Chapter 1 What is classical inference?
Statistical inference is the logic and methods for creating statistical claims that are justified by data. A statistical claim is a statement like this: My data show that taking aspirin is associated with a reduction in fever. Or this: My data show that for every year of age, middle-aged runners slow down, on average, by 20-40 seconds per mile.
Statistical inference was invented to guard against spurious claims. For instance, suppose you had these data on age and running times (in minutes) in a 10-mile road race:
Person | Age | Running Time |
---|---|---|
John | 48 | 105 |
Abigail | 40 | 101 |
Just comparing the ages and running times of John and Abigail, you can see that John is 4 minutes (that is, 240 seconds) slower than Abigail in completing the 10 mile run. Their age difference is 8 years. This amounts to an additional 30 seconds of running time per year of age difference. (240 / 8 = 30.) Since you are uncertain—this is only one race, this is only two people, etc.—you decide to frame your findings this way: “My data show that middle-aged runners slow down by 20-40 seconds/mile for every year additional age.” That is a statistical claim.
There are many problems with this statistical claim. First, it’s comparing people who differ in many ways, not just their 8-year spread in age. In this case, John is a man and Abigail a woman. A different statistical claim, equally consistent with the data, is that women are faster than men by 30 seconds per mile. Or, it might be that Abigail is an experienced runner and John is running his first race.
Common sense – and good statistical practice – tells you to compare like with like. Wouldn’t it be better to compare men of different ages who are both running their first 10-mile race? This would hold constant both experience and sex. Or, how about comparing Abigail’s running time this year to her running times in previous years? Failing to design the study to compare like with like is reason enough to be skeptical about the 20-40 seconds/mile per year claim. But flaws in study design, however grevious, are not what statistical inference deals with.

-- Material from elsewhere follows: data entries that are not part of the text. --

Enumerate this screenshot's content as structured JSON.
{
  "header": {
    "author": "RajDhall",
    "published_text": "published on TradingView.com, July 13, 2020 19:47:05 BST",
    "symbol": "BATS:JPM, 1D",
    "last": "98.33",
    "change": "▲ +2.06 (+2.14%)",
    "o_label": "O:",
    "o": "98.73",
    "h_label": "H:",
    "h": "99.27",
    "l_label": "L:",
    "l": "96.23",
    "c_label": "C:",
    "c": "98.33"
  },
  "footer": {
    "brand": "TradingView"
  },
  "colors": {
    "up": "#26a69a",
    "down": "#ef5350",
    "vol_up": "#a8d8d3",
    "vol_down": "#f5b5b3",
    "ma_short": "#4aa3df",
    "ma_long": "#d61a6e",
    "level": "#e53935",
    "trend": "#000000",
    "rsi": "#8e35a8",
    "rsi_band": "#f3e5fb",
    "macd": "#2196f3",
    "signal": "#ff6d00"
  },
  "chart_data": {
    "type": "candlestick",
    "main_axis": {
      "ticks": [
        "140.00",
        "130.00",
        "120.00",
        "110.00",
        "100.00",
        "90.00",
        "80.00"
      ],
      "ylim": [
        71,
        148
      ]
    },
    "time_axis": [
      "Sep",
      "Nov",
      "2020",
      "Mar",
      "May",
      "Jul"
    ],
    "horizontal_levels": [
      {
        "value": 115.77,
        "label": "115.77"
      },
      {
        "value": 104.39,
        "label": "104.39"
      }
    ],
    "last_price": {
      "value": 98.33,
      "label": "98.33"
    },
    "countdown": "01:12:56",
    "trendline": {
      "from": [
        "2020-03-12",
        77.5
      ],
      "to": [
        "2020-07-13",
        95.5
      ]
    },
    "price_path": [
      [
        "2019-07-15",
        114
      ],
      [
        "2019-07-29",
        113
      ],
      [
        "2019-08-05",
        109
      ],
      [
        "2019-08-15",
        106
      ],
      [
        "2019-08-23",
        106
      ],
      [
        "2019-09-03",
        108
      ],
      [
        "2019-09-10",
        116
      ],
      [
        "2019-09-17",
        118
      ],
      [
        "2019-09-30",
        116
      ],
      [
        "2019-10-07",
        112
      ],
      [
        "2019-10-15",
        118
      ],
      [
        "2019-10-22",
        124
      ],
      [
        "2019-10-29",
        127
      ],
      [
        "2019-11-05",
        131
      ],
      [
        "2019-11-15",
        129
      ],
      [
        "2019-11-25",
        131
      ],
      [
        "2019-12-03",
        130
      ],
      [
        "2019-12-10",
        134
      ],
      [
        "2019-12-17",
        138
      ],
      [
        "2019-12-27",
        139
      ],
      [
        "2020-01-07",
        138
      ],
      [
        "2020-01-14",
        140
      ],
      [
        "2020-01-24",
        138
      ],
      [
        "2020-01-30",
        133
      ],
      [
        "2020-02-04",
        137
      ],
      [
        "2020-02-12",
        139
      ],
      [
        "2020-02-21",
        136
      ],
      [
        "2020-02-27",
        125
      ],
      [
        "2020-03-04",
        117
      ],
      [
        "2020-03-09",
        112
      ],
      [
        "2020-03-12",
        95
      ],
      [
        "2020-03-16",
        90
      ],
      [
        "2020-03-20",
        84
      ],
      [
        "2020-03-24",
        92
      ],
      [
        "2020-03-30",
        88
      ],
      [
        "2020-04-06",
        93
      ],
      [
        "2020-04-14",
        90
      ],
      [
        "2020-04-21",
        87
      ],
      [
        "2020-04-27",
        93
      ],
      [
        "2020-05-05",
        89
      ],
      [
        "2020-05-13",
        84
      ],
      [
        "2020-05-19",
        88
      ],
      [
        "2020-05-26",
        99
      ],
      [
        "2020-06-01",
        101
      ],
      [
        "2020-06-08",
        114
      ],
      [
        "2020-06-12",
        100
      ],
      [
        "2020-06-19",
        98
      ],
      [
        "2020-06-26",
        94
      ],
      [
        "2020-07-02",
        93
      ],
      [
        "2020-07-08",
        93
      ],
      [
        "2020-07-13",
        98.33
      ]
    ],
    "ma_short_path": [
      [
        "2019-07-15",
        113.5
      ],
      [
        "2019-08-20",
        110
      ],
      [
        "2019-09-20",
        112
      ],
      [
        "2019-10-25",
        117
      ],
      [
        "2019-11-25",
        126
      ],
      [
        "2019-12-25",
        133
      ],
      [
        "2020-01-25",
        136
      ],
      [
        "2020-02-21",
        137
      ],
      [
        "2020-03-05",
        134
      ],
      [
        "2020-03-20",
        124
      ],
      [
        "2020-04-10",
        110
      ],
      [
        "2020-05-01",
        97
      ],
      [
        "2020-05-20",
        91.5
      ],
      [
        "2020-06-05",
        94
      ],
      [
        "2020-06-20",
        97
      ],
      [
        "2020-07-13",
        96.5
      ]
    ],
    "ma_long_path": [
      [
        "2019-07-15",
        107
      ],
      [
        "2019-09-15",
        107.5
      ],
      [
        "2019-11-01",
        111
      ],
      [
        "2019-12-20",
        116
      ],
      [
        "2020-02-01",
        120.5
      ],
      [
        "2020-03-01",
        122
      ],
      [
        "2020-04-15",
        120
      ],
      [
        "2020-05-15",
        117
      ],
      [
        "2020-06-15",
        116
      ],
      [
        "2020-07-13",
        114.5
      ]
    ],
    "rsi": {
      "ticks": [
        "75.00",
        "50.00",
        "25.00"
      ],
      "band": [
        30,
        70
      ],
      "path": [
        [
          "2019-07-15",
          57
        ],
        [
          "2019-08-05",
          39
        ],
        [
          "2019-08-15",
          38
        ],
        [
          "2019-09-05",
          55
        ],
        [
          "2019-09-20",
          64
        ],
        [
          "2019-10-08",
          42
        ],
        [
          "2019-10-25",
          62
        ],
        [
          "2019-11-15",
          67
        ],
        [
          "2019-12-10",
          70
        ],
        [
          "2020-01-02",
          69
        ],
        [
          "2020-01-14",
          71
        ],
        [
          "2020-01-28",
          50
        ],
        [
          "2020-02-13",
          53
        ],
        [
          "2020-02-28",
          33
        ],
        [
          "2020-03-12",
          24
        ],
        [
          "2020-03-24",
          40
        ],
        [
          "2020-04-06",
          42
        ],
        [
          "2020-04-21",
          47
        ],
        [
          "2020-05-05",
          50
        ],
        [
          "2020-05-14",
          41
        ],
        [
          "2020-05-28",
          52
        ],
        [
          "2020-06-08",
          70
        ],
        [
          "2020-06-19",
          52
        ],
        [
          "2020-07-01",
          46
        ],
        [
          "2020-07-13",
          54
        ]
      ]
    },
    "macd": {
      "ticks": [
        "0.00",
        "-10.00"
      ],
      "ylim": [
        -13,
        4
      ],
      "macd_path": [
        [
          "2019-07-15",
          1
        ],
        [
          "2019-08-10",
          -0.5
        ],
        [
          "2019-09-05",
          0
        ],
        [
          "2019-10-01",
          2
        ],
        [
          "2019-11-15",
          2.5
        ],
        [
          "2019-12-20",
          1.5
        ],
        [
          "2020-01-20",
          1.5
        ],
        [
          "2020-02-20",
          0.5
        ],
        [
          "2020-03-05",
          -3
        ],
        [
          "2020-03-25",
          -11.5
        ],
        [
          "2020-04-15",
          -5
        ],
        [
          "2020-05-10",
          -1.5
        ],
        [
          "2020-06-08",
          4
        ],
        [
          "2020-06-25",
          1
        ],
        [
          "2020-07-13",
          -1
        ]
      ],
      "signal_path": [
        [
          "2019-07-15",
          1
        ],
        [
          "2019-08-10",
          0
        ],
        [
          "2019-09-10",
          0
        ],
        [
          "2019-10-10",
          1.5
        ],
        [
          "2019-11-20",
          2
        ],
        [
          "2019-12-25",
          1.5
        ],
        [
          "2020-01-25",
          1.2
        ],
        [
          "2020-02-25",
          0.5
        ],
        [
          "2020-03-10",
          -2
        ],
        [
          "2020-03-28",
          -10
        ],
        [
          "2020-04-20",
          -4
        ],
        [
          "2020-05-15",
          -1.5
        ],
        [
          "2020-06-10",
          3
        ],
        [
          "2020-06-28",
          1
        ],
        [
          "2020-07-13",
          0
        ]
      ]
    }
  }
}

Statistical inference deals with one, and only one, source of uncertainty: that produced by the size of the sample, in this case 2 people. Again, common sense tells you that two is not a lot of data. So, how much would be enough? 10? 100? 1000? Or, put another way, how should you frame the uncertainty in your claim due to limited data? In the example, the 20-40 seconds/mile per year interval was made up to create an impression of scientific precision. Statistical inference techniques create meaningful intervals that stem from the data itself, rather than the imagination of the researcher.
The need for statistical inference became important when it was realized, around 1900, that there was not yet a reliable way of knowing how much data—that is, how many rows of data—is sufficient. The founders of statistical inference found ways to frame the problem in terms of the mathematics of probability and employed algebra and other mathematical techniques to solve the problem. They summarized the process of statistical inference using formulas and tables of probabilities. This is classical inference.
Algebra and other mathematical arguments can be difficult and subtle. In the early days of classical inference, there were disagreements about what formulas were appropriate. To develop ideas and confirm that their formulas gave reasonable results, some of the founders of classical inference used simulations. One simulation, for instance, involved writing down data for 3000 individual people on index cards, shuffling the cards, then dealing out hands of 4 cards each. With 1000 such events, it was straightforward—but extremely tedious—to see which results were likely and which not.
The algebraic techniques were pretty much the only way to conduct statistical inference until the 1970s. Then, as computing became available at research institutions, the simulation technique became easy enough to be practical for routine problems in statistical inference. Simulation on computers became a potent substitute for algebra. The simulation approach to statistical inference has been called computer-age statistical inference to distinguish it from classical statistical inference.
… and why should I read this book?
We live in the computer age, so you might suppose that statistics courses would use computer-age statistical inference. But by and large they do not. There is one good reason and several bad reasons for this. And these reasons – good and bad – determine whether you should read this book.
Classical inference is the only way to conduct statistical inference for very small data, say with 10 or fewer rows of data. So if you are working with small data, you need classical inference.
Putting aside the matter of small data, instructors use classical inference because that is what they were taught. They don’t use simulation for a variety of reasons: they may not know about the computer-age techniques, they may not be comfortable teaching how to use a computer, they may see algebra as prestigious and computing as low-class, they may think their students don’t have access to computing (and in some places, this might be true), they may have been forced to use the nth edition of a textbook originally written before computer-age inference was accessible and which continues to use classical inference to retain established clients.
If you going to study classical inference, you might as well study it concisely. Traditional statistics textbooks introduce many ways of summarizing data—means here, proportions there, slopes in another place, correlation coefficients still elsewhere. But these seemingly diverse elements are merely different perspectives on a common theme: fitting a statistical model to data. Putting statistical models at the center of inference streamlines and simplifies the logic. And, rather than laboring over unnecessarily detailed tables of probability, it’s better to focus on the essential ambiguities of inference: covariation, multiple testing, researcher degrees of freedom, publication bias, etc.